Les éliminatoires de la Coupe du monde 2026 touchent à leur fin. L’équipe de France reçoit l’Ukraine puis se déplace en Azerbaïdjan pour décrocher les deux points nécessaires à sa qualification directe [1]. Le suspens est inexistant. Même si les Bleus se rendaient coupables d’une contre-performance à ce niveau, il leur resterait une session de barrages en mars 2026 pour rattraper le coup [2].
Foot partout, passion nulle part
Aucune effervescence n’entoure ces qualifiers, ainsi que l’on nomme désormais ces matchs éliminatoires par souci de marketing. Ces rencontres ne sont plus qu’un passage obligé pour les équipes nationales, quasiment assurées d’être présentes en phase finale.
Pour les joueurs, soumis à un devoir de performances dans un calendrier exigeant, il devient difficile de préserver une motivation minimale pour des rencontres qui n’apportent rien à leur prestige : une victoire est parfaitement normale et une contre-performance les place dans l’embarras.
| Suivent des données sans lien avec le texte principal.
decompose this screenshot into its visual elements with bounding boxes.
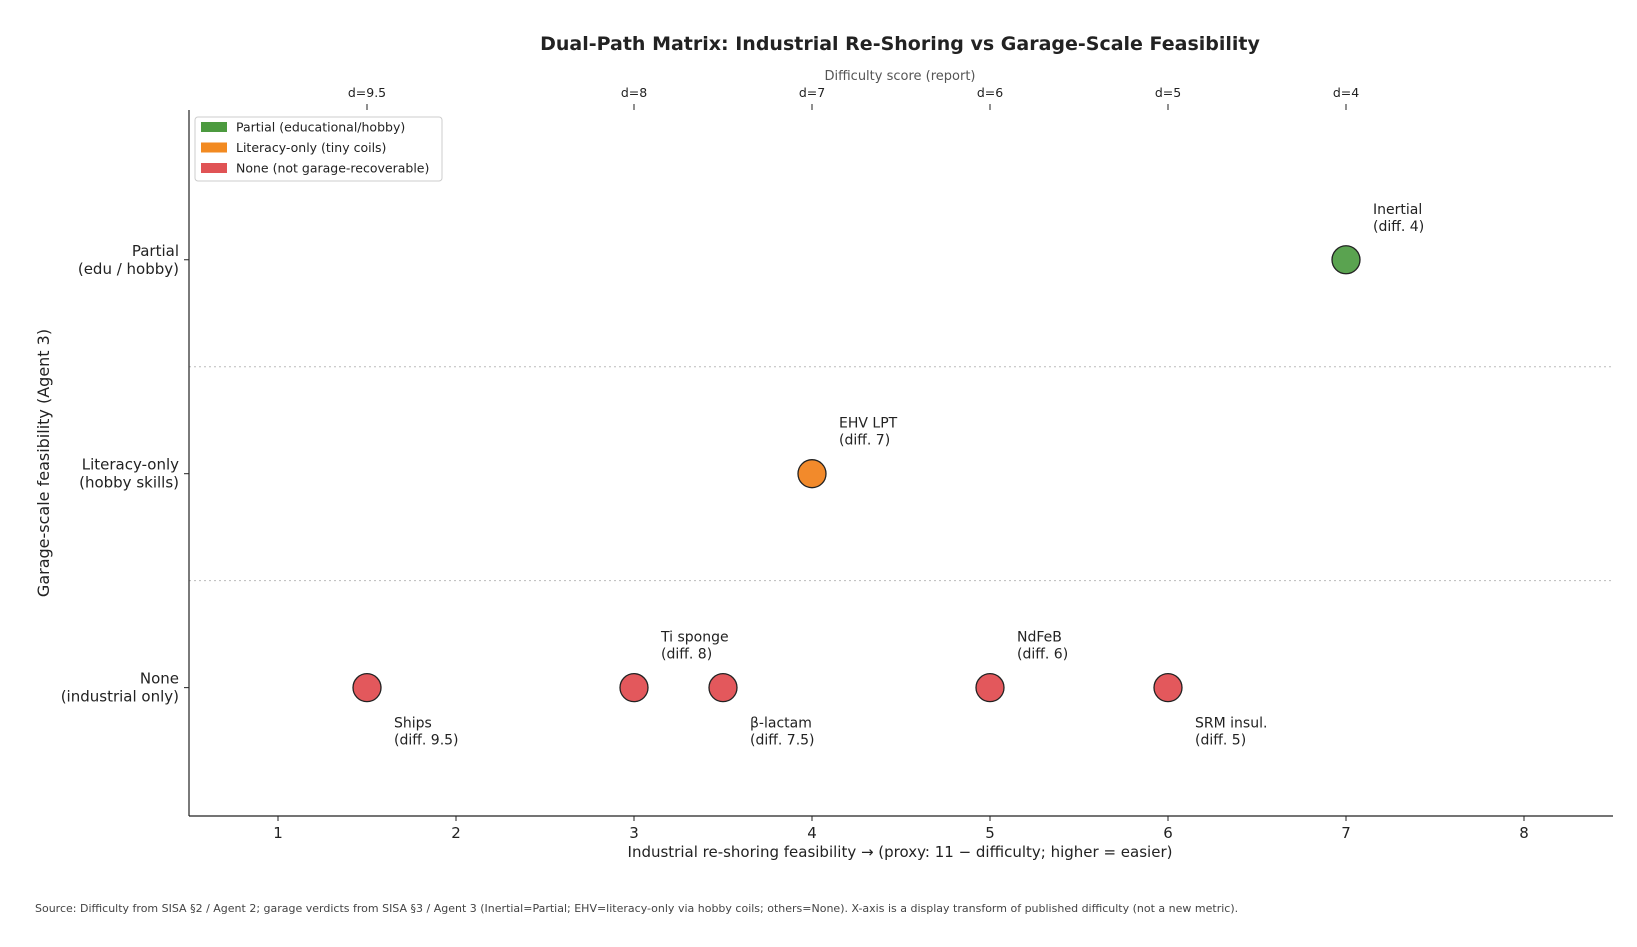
point-label: β-lactam [750, 716, 812, 732]
top-ticks: d=9.5 d=8 d=7 d=6 d=5 d=4 [348, 85, 1359, 110]
x-tick-label: 3 [629, 824, 639, 842]
y-axis-label: Garage-scale feasibility (Agent 3) [34, 329, 53, 597]
point-label-diff: (diff. 7) [839, 433, 890, 449]
point-label-diff: (diff. 8) [661, 647, 712, 663]
x-ticks: 1 2 3 4 5 6 7 8 [273, 816, 1529, 842]
top-tick-label: d=8 [621, 85, 647, 100]
x-tick-label: 6 [1163, 824, 1173, 842]
point-label-diff: (diff. 6) [1017, 647, 1068, 663]
top-tick-label: d=4 [1333, 85, 1359, 100]
data-point [1153, 672, 1183, 703]
data-points [352, 245, 1361, 703]
legend-swatch [201, 163, 227, 173]
x-tick-label: 4 [807, 824, 817, 842]
legend-swatch [201, 122, 227, 132]
legend-label: None (not garage-recoverable) [236, 161, 429, 176]
y-tick-label-sub: (edu / hobby) [78, 260, 179, 278]
y-ticks: None(industrial only) Literacy-only(hobby… [61, 242, 189, 706]
legend-box [194, 116, 443, 182]
y-tick-label-sub: (industrial only) [61, 688, 179, 706]
separators [189, 366, 1613, 582]
data-point [708, 672, 738, 703]
point-label: Ti sponge [660, 630, 729, 646]
legend-swatch [201, 142, 227, 153]
top-tick-label: d=6 [977, 85, 1003, 100]
x-tick-label: 8 [1519, 824, 1529, 842]
legend-label: Partial (educational/hobby) [236, 120, 405, 135]
top-tick-label: d=9.5 [348, 85, 386, 100]
legend: Partial (educational/hobby) Literacy-only… [194, 116, 443, 182]
x-tick-label: 2 [451, 824, 461, 842]
chart-title: Dual-Path Matrix: Industrial Re-Shoring … [540, 33, 1260, 55]
point-label: NdFeB [1017, 630, 1062, 646]
point-label: SRM insul. [1195, 716, 1267, 732]
point-label-diff: (diff. 4) [1373, 219, 1424, 235]
data-point [619, 672, 649, 703]
top-tick-label: d=7 [799, 85, 825, 100]
point-label-diff: (diff. 7.5) [750, 733, 815, 749]
data-point [1331, 245, 1361, 275]
source-note: Source: Difficulty from SISA §2 / Agent … [35, 902, 1239, 915]
y-tick-label-sub: (hobby skills) [79, 474, 179, 492]
x-axis-label: Industrial re-shoring feasibility → (pro… [628, 843, 1173, 861]
top-tick-label: d=5 [1155, 85, 1181, 100]
point-label: Ships [394, 716, 432, 732]
y-tick-label: None [140, 670, 179, 688]
point-label-diff: (diff. 9.5) [394, 733, 459, 749]
point-label-diff: (diff. 5) [1195, 733, 1246, 749]
data-point [352, 672, 382, 703]
legend-label: Literacy-only (tiny coils) [236, 140, 386, 155]
point-labels: Ships(diff. 9.5) Ti sponge(diff. 8) β-lact… [394, 202, 1424, 749]
y-tick-label: Literacy-only [82, 456, 179, 474]
point-label: Inertial [1373, 202, 1422, 218]
point-label: EHV LPT [839, 416, 898, 432]
data-point [797, 459, 827, 489]
y-tick-label: Partial [132, 242, 179, 260]
scatter-chart: Dual-Path Matrix: Industrial Re-Shoring … [34, 33, 1613, 861]
data-point [975, 672, 1005, 703]
top-axis-label: Difficulty score (report) [824, 69, 975, 84]
x-tick-label: 5 [985, 824, 995, 842]
x-tick-label: 7 [1341, 824, 1351, 842]
plot-axes [188, 110, 1613, 817]
x-tick-label: 1 [273, 824, 283, 842]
Les télévisions ne s’efforcent même plus de vendre ces rencontres comme un produit majeur de leurs grilles. Les droits de diffusion sont négociés à la baisse. Et l’UEFA s’en inquiète. L’instance dirigeante du football européen envisage ainsi une refonte de cette phase éliminatoire.

Repenser la formule
Pour rendre ces matchs plus spectaculaires, les têtes pensantes du football européen réfléchissent à deux solutions. La première serait d’utiliser la Ligue des Nations comme compétition éliminatoire. On ne voit pas bien ce que cela changerait, mais l’idée a le mérite d’admettre que l’épreuve créée en 2018 ne fait que surcharger un calendrier déjà bien compliqué. Et qu’elle brouille la lisibilité des compétitions existantes. Remplacer les éliminatoires par la Ligue des nations ressemblerait ainsi surtout à un correctif.
La seconde idée serait de prendre exemple sur la Ligue des champions, et le modèle éliminatoire qu’elle a mis en place à l’orée de la saison 2024/2025 : une poule unique qui réunirait les cinquante-cinq nations de l’UEFA, dix à quinze rencontres pour chacune afin d’établir un classement qui qualifierait les mieux classées à un moment T.
L’idée ne manque pas de charme et a fait ses preuves en Ligue des champions : elle permet de créer des “affiches” sans mettre en péril le destin des deux équipes opposées. Cela reste une solution bien fragile. Le public ne sera jamais dupe de l’artificialité de ces affiches. Pour qu’un match de football passionne la foule, il faut une mise à mort. L’une des deux équipes doit tomber, quitte à faire pleurer tout un pays.
Où sont les France-Pays-Bas d’antan ?
La phase éliminatoire des Coupes du monde existe depuis 1934, précisément depuis que le nombre d’équipes inscrites est supérieur au nombre de participants à la phase finale. Très vite l’Europe a adopté un système d’éliminatoires par poule, d’autant plus palpitant que les places pour la phase finale sont, à l’époque, assez chères (même si l’Europe a toujours été privilégiée). Il est à noter que chaque confédération organise ses éliminatoires comme elle l’entend. La Conmebol, confédération sud-américaine, a souvent procédé à un championnat intégral réunissant dix nations affiliées. Les autres confédérations privilégient les groupes de quatre à six équipes, y compris l’Afrique qui avait longtemps opté pour une formule par élimination directe en matchs aller-retour.
Aujourd’hui, les éliminatoires n’enflamment plus le Vieux continent. Il n’existe plus de France-Pays-Bas 1981 ou même de France-Bulgarie 1993 pour mobiliser le pays. Il faut passer par les barrages façon France-Irlande 2009 ou France-Ukraine 2013 pour retrouver un peu de frissons. L’élargissement du nombre d’équipes en phases finales (seize équipes européennes sont attendues lors de la prochaine Coupe du monde) affaiblit inévitablement l’intérêt pour cette phase préliminaire.
La nouvelle formule, si elle est adoptée par l’UEFA, sera appliquée à partir de 2028 pour la Coupe du monde 2030. Il est à craindre qu’elle ne résolve que partiellement le problème. Il est pourtant nécessaire de sauvegarder l’intérêt pour les épreuves de sélections nationales, qui perd beaucoup de terrain ces dernières années au profit des épreuves de clubs. Et ce n’est pas en gonflant le nombre d’équipes en phases finales que l’on réglera ce problème, bien au contraire.